29 de abr. de 2021

SOBREVIVENTES

 


As redes sociais começam a me mostrar lembranças de um tempo que nem acabei de viver ainda. Fotos do início da pandemia. Parece que foi no milênio passado. Parece que a vida que eu tinha antes, de tapa nas costas, beijo na boca, abraço suado, afogamento num mar de gente nas quadras de samba, em volta das rodas nos terreiros, espremida nos espaços indecentes da Lapa nunca existiu.

Quando eu lembro desses momentos parece que foi sonho, imaginação, alguma coisa há tanto tempo que pode não ser verdade. Duvido de mim. Só quem viveu o que eu vivi, poderia se tornar a pessoa que eu sou. Sempre dá pra melhorar. Ninguém melhora sem entregar.

No início dessa vida isolada questionei todos os meus valores e pesquisei todas as minhas capacidades, como quem vai pra fila de emprego, munida do recorte de jornal, da carteira de trabalho, carregando o que sabe fazer vindo de uma experiência não comprovada e que o empregador não quer saber.
Os empregadores brasileiros têm alma de bicheiro: Só vale o que está escrito...

A carteira de trabalho de uma produtora cultural, é a memória do público que assistiu suas produções. É o rastro de construção dos espaços por onde passou. É o carinho dos artistas que conseguem continuar com carinho depois de trabalhar junto, uma atividade mais íntima do que casamento, de maneira que, o falar mal de alguém diz muito mais sobre quem fala mas o falar bem, já é outras coisas. Produção é preenchida por valores ancestrais, quanto mais horizontais, mais próxima da perfeição.

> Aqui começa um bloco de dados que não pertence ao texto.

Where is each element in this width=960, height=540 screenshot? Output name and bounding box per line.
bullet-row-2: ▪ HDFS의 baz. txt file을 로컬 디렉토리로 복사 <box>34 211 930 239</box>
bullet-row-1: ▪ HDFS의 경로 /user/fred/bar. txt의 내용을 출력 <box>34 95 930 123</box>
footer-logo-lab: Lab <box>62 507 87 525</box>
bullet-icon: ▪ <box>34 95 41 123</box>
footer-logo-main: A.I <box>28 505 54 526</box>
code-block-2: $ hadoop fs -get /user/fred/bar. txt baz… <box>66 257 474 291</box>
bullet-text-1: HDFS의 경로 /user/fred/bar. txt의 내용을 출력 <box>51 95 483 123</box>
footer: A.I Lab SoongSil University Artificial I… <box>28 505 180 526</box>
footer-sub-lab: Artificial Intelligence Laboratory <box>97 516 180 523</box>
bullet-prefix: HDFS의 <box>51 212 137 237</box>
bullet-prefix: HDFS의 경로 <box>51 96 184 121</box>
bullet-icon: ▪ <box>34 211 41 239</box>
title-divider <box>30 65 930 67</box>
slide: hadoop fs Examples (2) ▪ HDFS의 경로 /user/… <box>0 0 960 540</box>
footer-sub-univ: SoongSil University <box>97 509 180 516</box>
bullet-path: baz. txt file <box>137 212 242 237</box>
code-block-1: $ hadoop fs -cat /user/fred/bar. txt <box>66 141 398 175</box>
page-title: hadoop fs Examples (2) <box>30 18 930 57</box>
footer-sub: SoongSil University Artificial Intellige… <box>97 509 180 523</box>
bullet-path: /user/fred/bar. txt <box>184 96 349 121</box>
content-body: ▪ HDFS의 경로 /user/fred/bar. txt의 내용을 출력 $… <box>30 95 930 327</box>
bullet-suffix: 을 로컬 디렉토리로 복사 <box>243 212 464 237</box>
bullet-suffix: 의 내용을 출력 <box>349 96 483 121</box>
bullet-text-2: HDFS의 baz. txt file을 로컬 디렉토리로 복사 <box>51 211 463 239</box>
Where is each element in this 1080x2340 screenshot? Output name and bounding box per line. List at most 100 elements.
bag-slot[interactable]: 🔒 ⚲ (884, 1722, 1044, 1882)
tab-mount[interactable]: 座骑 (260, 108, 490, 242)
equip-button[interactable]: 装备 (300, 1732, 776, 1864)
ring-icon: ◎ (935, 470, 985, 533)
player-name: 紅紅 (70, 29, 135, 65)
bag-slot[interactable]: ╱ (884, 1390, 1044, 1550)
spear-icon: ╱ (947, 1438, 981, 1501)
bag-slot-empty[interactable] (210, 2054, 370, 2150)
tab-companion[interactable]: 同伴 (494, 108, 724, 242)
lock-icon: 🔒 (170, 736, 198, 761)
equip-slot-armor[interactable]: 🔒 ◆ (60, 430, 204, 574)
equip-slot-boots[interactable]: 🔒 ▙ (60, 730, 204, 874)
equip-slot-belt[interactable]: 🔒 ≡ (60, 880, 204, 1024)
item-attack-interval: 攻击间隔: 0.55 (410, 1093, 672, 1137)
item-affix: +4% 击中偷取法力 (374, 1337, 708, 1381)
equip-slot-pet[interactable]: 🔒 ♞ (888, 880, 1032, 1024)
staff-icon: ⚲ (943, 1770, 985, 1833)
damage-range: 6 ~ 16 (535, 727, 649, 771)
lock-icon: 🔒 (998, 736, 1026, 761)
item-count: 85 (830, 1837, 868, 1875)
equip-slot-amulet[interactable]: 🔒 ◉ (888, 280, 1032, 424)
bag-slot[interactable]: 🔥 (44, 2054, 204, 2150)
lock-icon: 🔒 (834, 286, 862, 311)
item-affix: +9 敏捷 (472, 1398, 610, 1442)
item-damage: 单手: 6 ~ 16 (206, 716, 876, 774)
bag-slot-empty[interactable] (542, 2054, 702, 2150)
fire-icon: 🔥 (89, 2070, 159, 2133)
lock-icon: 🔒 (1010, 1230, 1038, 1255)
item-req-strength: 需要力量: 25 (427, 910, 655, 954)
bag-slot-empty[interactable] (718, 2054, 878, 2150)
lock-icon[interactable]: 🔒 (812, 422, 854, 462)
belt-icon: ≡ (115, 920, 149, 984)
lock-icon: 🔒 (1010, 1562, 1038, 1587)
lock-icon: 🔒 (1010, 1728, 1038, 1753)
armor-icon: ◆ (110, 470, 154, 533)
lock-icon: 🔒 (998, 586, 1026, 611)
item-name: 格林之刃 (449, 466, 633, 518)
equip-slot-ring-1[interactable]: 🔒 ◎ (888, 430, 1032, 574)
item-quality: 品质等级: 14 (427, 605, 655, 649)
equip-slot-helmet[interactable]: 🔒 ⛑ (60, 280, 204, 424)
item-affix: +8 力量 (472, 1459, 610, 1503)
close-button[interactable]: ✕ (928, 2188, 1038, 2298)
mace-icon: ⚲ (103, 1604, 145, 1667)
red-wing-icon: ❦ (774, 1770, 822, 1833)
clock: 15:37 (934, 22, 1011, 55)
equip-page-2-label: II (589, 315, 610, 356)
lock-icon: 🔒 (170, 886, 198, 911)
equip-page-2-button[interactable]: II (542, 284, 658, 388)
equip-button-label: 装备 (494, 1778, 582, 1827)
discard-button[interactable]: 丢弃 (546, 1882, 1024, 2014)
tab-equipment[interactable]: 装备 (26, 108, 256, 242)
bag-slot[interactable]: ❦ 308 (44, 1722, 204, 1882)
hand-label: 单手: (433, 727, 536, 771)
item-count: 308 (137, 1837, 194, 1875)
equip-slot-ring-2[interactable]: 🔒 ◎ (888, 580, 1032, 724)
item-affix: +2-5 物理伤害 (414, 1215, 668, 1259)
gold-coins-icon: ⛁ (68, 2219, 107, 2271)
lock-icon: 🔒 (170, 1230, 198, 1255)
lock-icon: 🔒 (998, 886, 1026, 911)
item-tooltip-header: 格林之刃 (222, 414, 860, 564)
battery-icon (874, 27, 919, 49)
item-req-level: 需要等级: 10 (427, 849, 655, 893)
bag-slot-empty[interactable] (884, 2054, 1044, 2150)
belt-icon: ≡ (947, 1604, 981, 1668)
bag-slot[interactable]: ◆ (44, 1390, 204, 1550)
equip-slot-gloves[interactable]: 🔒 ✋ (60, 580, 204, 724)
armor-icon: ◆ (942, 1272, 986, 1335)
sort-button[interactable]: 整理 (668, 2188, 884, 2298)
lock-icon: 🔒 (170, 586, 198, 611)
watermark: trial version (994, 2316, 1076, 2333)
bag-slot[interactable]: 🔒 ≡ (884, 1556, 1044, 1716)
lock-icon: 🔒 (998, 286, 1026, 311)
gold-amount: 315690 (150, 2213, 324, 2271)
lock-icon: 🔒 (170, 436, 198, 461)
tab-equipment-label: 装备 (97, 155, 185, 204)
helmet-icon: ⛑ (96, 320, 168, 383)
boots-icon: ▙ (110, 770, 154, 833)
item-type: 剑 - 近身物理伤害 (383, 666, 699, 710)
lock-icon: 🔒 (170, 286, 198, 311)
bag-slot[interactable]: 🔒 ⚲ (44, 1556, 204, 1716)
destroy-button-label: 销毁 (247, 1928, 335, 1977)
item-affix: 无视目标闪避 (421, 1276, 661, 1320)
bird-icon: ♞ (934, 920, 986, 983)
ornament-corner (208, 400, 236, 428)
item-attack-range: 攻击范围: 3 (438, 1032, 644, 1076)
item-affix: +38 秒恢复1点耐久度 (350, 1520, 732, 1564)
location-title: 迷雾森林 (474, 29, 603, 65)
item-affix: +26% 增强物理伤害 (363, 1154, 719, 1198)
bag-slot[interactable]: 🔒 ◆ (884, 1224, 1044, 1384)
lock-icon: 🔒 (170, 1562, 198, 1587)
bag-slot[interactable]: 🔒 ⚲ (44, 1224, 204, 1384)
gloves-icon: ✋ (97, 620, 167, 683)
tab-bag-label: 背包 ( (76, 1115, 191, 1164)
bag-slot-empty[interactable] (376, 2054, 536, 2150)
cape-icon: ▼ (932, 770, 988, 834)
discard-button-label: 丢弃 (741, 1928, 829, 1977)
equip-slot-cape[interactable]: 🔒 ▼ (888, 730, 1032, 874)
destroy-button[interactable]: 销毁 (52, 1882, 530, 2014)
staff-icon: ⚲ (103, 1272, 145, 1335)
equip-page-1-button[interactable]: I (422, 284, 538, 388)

Foi numa outra vida que eu trocava com Dona Ivone Lara, vivia no cafofo da Tia Surica, fotografava com Marquinhos de Oswaldo Cruz, entrevistava Marquinho Sathan, Papeava com Neide Sant'anna, me encantava com Aluisio Machado, bebia na fonte Monarco, paralisava diante de Cristina Buarque - por mais que ela tenha achado a cabine para se transformar em Maria Christina Ferreira e o escaninho para tentar arquivar seu traje encantado-encantador. Não querida, mestres não se aposentam, e você é mestra. Aceita pra não doer nada.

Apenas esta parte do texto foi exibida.